Prumo generates a `llms.txt` following the [llmstxt.org](https://llmstxt.org) standard:

```markdown
# FastAPI

> Modern, fast web framework for building APIs with Python.

## Getting Started

- [Installation](https://fastapi.tiangolo.com/tutorial/): How to install and create the first endpoint.
- [First Steps](https://fastapi.tiangolo.com/tutorial/first-steps/): Basic structure of a FastAPI application.

## Request Handling

- [Path Parameters](https://fastapi.tiangolo.com/tutorial/path-params/): Dynamic URL parameters with automatic type validation.
```

## CLI Reference

### `prumo init`

Interactive wizard that creates a local `.env` file with your credentials.

```
Options:
  --force, -f    Overwrite an existing .env without prompting
```

### `prumo fetch <url>`

Crawls a documentation site and generates `llms.txt`.

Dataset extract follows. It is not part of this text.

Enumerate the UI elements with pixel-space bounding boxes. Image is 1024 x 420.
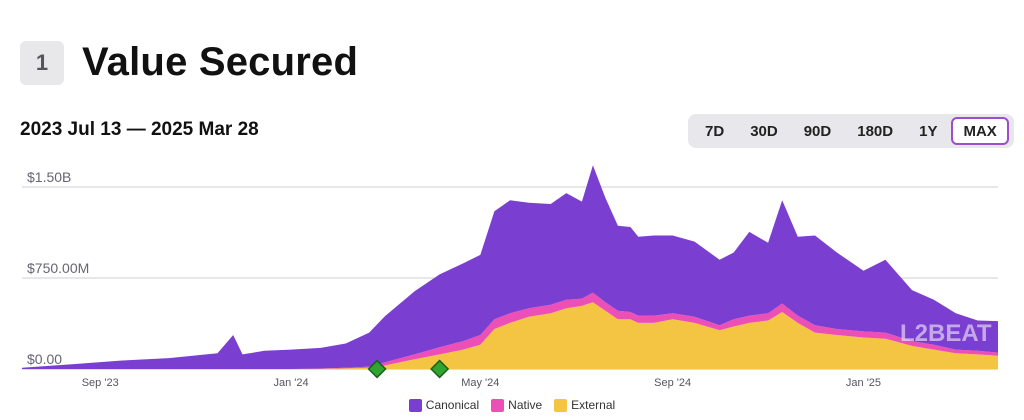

| Option                  | Default    | Description                                            |
| ----------------------- | ---------- | ------------------------------------------------------ |
| `url`                   | required   | Root URL of the docs site or GitHub repository         |
| `--output`, `-o`        | `./output` | Output directory                                       |
| `--provider`, `-p`      | `gemini`   | LLM provider: `gemini` or `claude`                     |
| `--api-key`, `-k`       | env var    | LLM provider API key                                   |
| `--max-pages`, `-m`     | `50`       | Maximum pages or files to crawl                        |
| `--github`              | `false`    | Use the GitHub API to read `.md`/`.mdx` files directly |
| `--github-token`        | env var    | GitHub Personal Access Token                           |
| `--docs-base-url`, `-d` | —          | Remap GitHub blob links to the published docs URL      |

### Credential resolution order

For each secret, Prumo tries in this order and stops at the first match:

```
--api-key / --github-token flag  →  .env file  →  shell environment variable  →  error
```

## Limitations

|                            |                                                                                                                                                 |
| -------------------------- | ----------------------------------------------------------------------------------------------------------------------------------------------- |
| **JS-rendered sites**      | Sites that require JavaScript to render will return empty content in standard mode. Use `--github` if the repository has Markdown source files. |
| **Large documentation**    | Crawling is capped at `--max-pages` to avoid bloated API calls. Increase it if the generated file feels incomplete.                             |
| **Output quality**         | Depends on the LLM provider and the structure of the source documentation. Gemini 2.5 Flash is the default and works well for most cases.       |
| **GitHub API rate limits** | Authenticated requests are limited to 5,000 per hour. A large repository with `--max-pages 200` can consume several hundred requests.           |

## Development

```bash
git clone https://github.com/Dione-b/prumo.git
cd prumo
uv sync
cp .env.example .env  # fill in your keys
```

```bash
uv run ruff check .
uv run mypy prumo/
uv run pytest tests/ -v
```

## Contributing

Contributions are welcome. Before opening a pull request:

1. Keep changes focused on a single concern.
2. Add or update tests for any behavior changes.
3. Make sure `ruff`, `mypy`, and `pytest` all pass locally.
4. Describe the motivation and user-facing impact in the PR description.

If you find a bug or want to propose a feature, [open an issue](https://github.com/Dione-b/prumo/issues) first.

## License

MIT — see [LICENSE](LICENSE) for details.